OpenMSIStreamConsumer

class openmsistream.kafka_wrapper.OpenMSIStreamConsumer(consumer_type, configs, kafkacrypto=None, message_key_regex=None, filter_new_message_keys=False, starting_offsets=None, filepath_regex=None, **kwargs)

Bases: LogOwner

Wrapper for working with a Consumer of some type. Expects message values that are DataFileChunk objects by default; other message value types can be accommodated by setting “value.deserializer” in the config file.

Parameters:
  • consumer_type (confluent_kafka.DeserializingConsumer or kafkacrypto.KafkaConsumer) – The type of underlying Consumer that should be used

  • configs (dict) – A dictionary of configuration names and parameters to use in instantiating the underlying Consumer

  • kafkacrypto (OpenMSIStreamKafkaCrypto, optional) – The OpenMSIStreamKafkaCrypto object that should be used to instantiate the Consumer. Only needed if consumer_type is kafkacrypto.KafkaConsumer.

  • message_key_regex (re.compile() or None, optional) – A regular expression to filter messages based on their keys. Only messages matching this regex will be returned by get_next_message(). This parameter only has an effect if restart_at_beginning is true and a consumer group with the given ID has previously consumed messages from the topic, or if filter_new_message_keys is True. Messages with keys that are not strings will always be consumed, logging warnings if they should be filtered.

  • filter_new_message_keys (bool, optional) – If False (the default) the message_key_regex will only be used to filter messages from before each partition’s currently committed location. Useful if you want to process only some messages from earlier in the topic, but all new messages that have never been read. To filter every message read instead of just previously-consumed messages, set this to True.

  • starting_offsets (list(confluent_kafka.TopicPartition) or None, optional) – A list of confluent_kafka.TopicPartition objects listing the initial starting offsets for each partition in the topic for Consumers with this group ID. If filter_new_message_keys is False, messages with offsets greater than or equal to these will NOT be filtered using message_key_regex.

  • filepath_regex (re.compile() or None, optional) – A regular expression to filter messages based on the path to the file with which they’re associated (relative to the “root” upload directory). Only messages matching this regex will be returned by get_next_message(). Messages that cannot be deserialized to DataFileChunk objects will always be consumed, logging warnings if they should be filtered.
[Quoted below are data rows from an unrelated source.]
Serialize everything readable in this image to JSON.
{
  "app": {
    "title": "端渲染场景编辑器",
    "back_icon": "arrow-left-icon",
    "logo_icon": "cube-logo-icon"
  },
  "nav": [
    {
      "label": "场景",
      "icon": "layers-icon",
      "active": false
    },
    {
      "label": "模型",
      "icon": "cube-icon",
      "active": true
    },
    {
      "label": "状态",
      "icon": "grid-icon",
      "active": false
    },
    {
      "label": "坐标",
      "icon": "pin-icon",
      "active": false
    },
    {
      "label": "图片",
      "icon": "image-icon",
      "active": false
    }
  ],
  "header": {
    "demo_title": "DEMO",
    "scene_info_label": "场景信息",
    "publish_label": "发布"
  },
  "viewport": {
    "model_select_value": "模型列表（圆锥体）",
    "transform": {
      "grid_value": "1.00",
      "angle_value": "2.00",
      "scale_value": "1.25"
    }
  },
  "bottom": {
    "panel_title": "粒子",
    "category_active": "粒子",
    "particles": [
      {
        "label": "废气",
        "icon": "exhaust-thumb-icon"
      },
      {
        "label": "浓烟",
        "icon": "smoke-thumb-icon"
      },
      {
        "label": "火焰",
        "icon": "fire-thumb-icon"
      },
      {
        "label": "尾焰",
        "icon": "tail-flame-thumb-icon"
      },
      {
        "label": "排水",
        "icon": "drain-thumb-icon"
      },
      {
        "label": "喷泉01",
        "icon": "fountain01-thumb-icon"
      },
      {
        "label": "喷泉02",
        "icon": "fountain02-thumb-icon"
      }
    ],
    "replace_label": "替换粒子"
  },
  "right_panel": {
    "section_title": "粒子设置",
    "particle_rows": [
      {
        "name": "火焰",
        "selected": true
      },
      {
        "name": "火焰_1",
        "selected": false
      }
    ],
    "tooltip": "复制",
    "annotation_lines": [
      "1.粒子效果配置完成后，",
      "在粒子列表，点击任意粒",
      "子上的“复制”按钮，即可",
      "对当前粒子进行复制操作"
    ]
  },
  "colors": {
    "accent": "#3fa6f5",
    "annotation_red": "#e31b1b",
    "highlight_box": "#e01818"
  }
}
  • kwargs (dict) – Any extra keyword arguments are added to the configuration dict for the Consumer, with underscores in their names replaced by dots

Raises:
  • ValueError – if consumer_type is not confluent_kafka.DeserializingConsumer or kafkacrypto.KafkaConsumer

  • ValueError – if consumer_type is kafkacrypto.KafkaConsumer and kafkacrypto is None

static get_consumer_args_kwargs(config_file_path, logger=None, kafkacrypto=None, treat_undecryptable_as_plaintext=False, **kwargs)
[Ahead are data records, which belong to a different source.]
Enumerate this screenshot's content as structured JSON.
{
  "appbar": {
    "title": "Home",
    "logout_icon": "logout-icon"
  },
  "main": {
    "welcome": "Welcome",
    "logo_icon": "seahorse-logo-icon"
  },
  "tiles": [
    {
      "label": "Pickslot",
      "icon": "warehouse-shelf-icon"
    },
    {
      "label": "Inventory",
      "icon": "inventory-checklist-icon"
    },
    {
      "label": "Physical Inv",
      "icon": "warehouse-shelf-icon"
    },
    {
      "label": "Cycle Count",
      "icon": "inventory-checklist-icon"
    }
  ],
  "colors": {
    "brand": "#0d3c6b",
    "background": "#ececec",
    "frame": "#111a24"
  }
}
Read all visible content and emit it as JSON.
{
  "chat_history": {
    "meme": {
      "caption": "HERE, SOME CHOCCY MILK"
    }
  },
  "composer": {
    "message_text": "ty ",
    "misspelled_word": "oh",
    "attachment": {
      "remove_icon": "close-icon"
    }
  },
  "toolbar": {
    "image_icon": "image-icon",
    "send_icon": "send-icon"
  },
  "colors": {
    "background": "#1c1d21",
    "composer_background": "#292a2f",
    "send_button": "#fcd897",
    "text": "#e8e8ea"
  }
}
Return the list of arguments and dictionary or keyword arguments that should be used to instantiate OpenMSIStreamConsumer objects based on the given config file. Used to share a single OpenMSIStreamKafkaCrypto instance across several Consumers.

Parameters:
  • config_file_path (pathlib.Path) – Path to the config file to use in defining Consumers

  • logger (Logger) – The Logger object to use for each of the OpenMSIStreamConsumer objects

  • kafkacrypto (OpenMSIStreamKafkaCrypto, optional) – The OpenMSIStreamKafkaCrypto object that should be used to instantiate Consumers. Only needed if a single specific OpenMSIStreamKafkaCrypto instance should be shared.
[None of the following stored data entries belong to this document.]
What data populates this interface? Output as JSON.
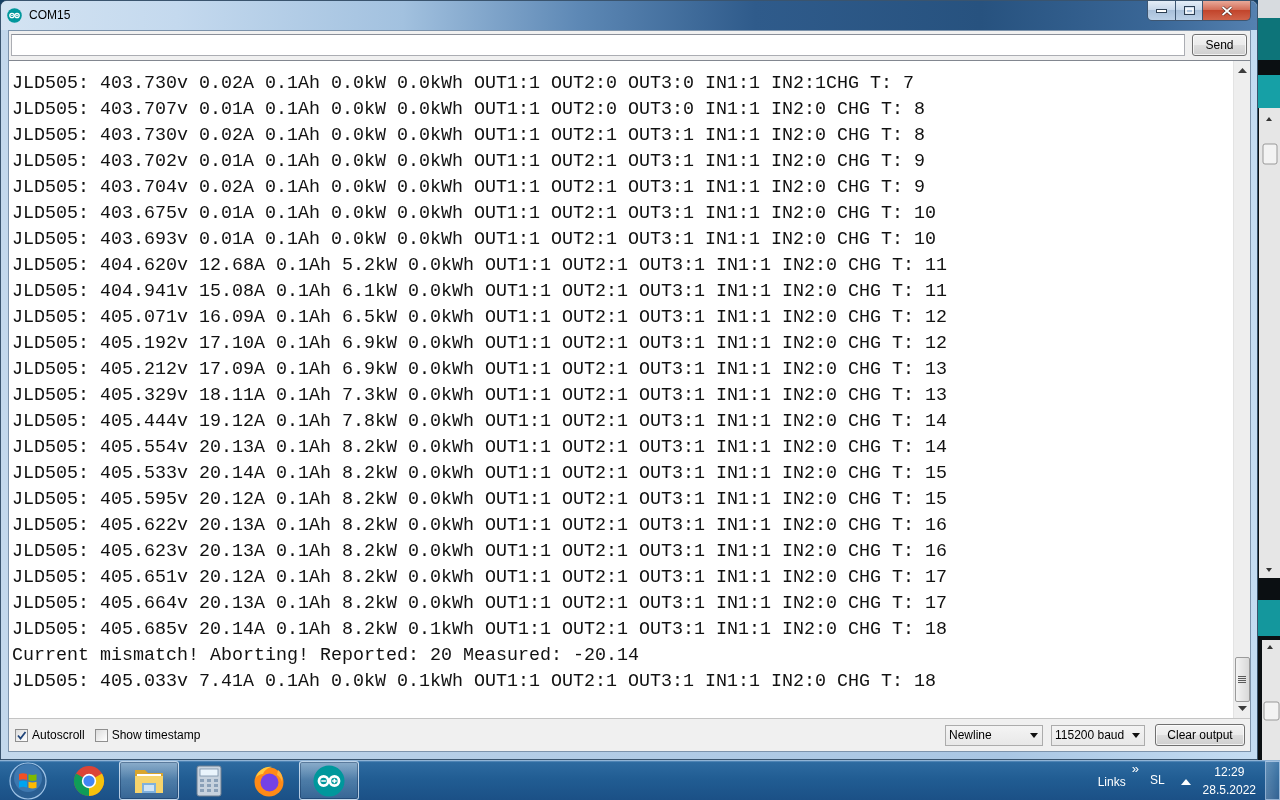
{
  "window": {
    "title": "COM15"
  },
  "send_button": "Send",
  "output_lines": [
    "JLD505: 403.730v 0.02A 0.1Ah 0.0kW 0.0kWh OUT1:1 OUT2:0 OUT3:0 IN1:1 IN2:1CHG T: 7",
    "JLD505: 403.707v 0.01A 0.1Ah 0.0kW 0.0kWh OUT1:1 OUT2:0 OUT3:0 IN1:1 IN2:0 CHG T: 8",
    "JLD505: 403.730v 0.02A 0.1Ah 0.0kW 0.0kWh OUT1:1 OUT2:1 OUT3:1 IN1:1 IN2:0 CHG T: 8",
    "JLD505: 403.702v 0.01A 0.1Ah 0.0kW 0.0kWh OUT1:1 OUT2:1 OUT3:1 IN1:1 IN2:0 CHG T: 9",
    "JLD505: 403.704v 0.02A 0.1Ah 0.0kW 0.0kWh OUT1:1 OUT2:1 OUT3:1 IN1:1 IN2:0 CHG T: 9",
    "JLD505: 403.675v 0.01A 0.1Ah 0.0kW 0.0kWh OUT1:1 OUT2:1 OUT3:1 IN1:1 IN2:0 CHG T: 10",
    "JLD505: 403.693v 0.01A 0.1Ah 0.0kW 0.0kWh OUT1:1 OUT2:1 OUT3:1 IN1:1 IN2:0 CHG T: 10",
    "JLD505: 404.620v 12.68A 0.1Ah 5.2kW 0.0kWh OUT1:1 OUT2:1 OUT3:1 IN1:1 IN2:0 CHG T: 11",
    "JLD505: 404.941v 15.08A 0.1Ah 6.1kW 0.0kWh OUT1:1 OUT2:1 OUT3:1 IN1:1 IN2:0 CHG T: 11",
    "JLD505: 405.071v 16.09A 0.1Ah 6.5kW 0.0kWh OUT1:1 OUT2:1 OUT3:1 IN1:1 IN2:0 CHG T: 12",
    "JLD505: 405.192v 17.10A 0.1Ah 6.9kW 0.0kWh OUT1:1 OUT2:1 OUT3:1 IN1:1 IN2:0 CHG T: 12",
    "JLD505: 405.212v 17.09A 0.1Ah 6.9kW 0.0kWh OUT1:1 OUT2:1 OUT3:1 IN1:1 IN2:0 CHG T: 13",
    "JLD505: 405.329v 18.11A 0.1Ah 7.3kW 0.0kWh OUT1:1 OUT2:1 OUT3:1 IN1:1 IN2:0 CHG T: 13",
    "JLD505: 405.444v 19.12A 0.1Ah 7.8kW 0.0kWh OUT1:1 OUT2:1 OUT3:1 IN1:1 IN2:0 CHG T: 14",
    "JLD505: 405.554v 20.13A 0.1Ah 8.2kW 0.0kWh OUT1:1 OUT2:1 OUT3:1 IN1:1 IN2:0 CHG T: 14",
    "JLD505: 405.533v 20.14A 0.1Ah 8.2kW 0.0kWh OUT1:1 OUT2:1 OUT3:1 IN1:1 IN2:0 CHG T: 15",
    "JLD505: 405.595v 20.12A 0.1Ah 8.2kW 0.0kWh OUT1:1 OUT2:1 OUT3:1 IN1:1 IN2:0 CHG T: 15",
    "JLD505: 405.622v 20.13A 0.1Ah 8.2kW 0.0kWh OUT1:1 OUT2:1 OUT3:1 IN1:1 IN2:0 CHG T: 16",
    "JLD505: 405.623v 20.13A 0.1Ah 8.2kW 0.0kWh OUT1:1 OUT2:1 OUT3:1 IN1:1 IN2:0 CHG T: 16",
    "JLD505: 405.651v 20.12A 0.1Ah 8.2kW 0.0kWh OUT1:1 OUT2:1 OUT3:1 IN1:1 IN2:0 CHG T: 17",
    "JLD505: 405.664v 20.13A 0.1Ah 8.2kW 0.0kWh OUT1:1 OUT2:1 OUT3:1 IN1:1 IN2:0 CHG T: 17",
    "JLD505: 405.685v 20.14A 0.1Ah 8.2kW 0.1kWh OUT1:1 OUT2:1 OUT3:1 IN1:1 IN2:0 CHG T: 18",
    "Current mismatch! Aborting! Reported: 20 Measured: -20.14",
    "JLD505: 405.033v 7.41A 0.1Ah 0.0kW 0.1kWh OUT1:1 OUT2:1 OUT3:1 IN1:1 IN2:0 CHG T: 18"
  ],
  "options": [
    {
      "label": "Autoscroll",
      "checked": true
    },
    {
      "label": "Show timestamp",
      "checked": false
    }
  ],
  "line_ending": {
    "value": "Newline"
  },
  "baud_rate": {
    "value": "115200 baud"
  },
  "clear_button": "Clear output",
  "taskbar": {
    "apps": [
      {
        "kind": "chrome",
        "running": false
      },
      {
        "kind": "explorer",
        "running": true
      },
      {
        "kind": "calculator",
        "running": false
      },
      {
        "kind": "firefox",
        "running": false
      },
      {
        "kind": "arduino",
        "running": true
      }
    ],
    "toolbar_label": "Links",
    "toolbar_overflow": "»",
    "language": "SL",
    "time": "12:29",
    "date": "28.5.2022"
  }
}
  • treat_undecryptable_as_plaintext (boolean, optional) – If True, the KafkaCrypto Deserializers will immediately return any keys/values that are not possibly decryptable as binary data. This allows faster handling of messages that will never be decryptable, such as when enabling or disabling encryption across a platform, or when unencrypted messages are mixed in a topic with encrypted messages.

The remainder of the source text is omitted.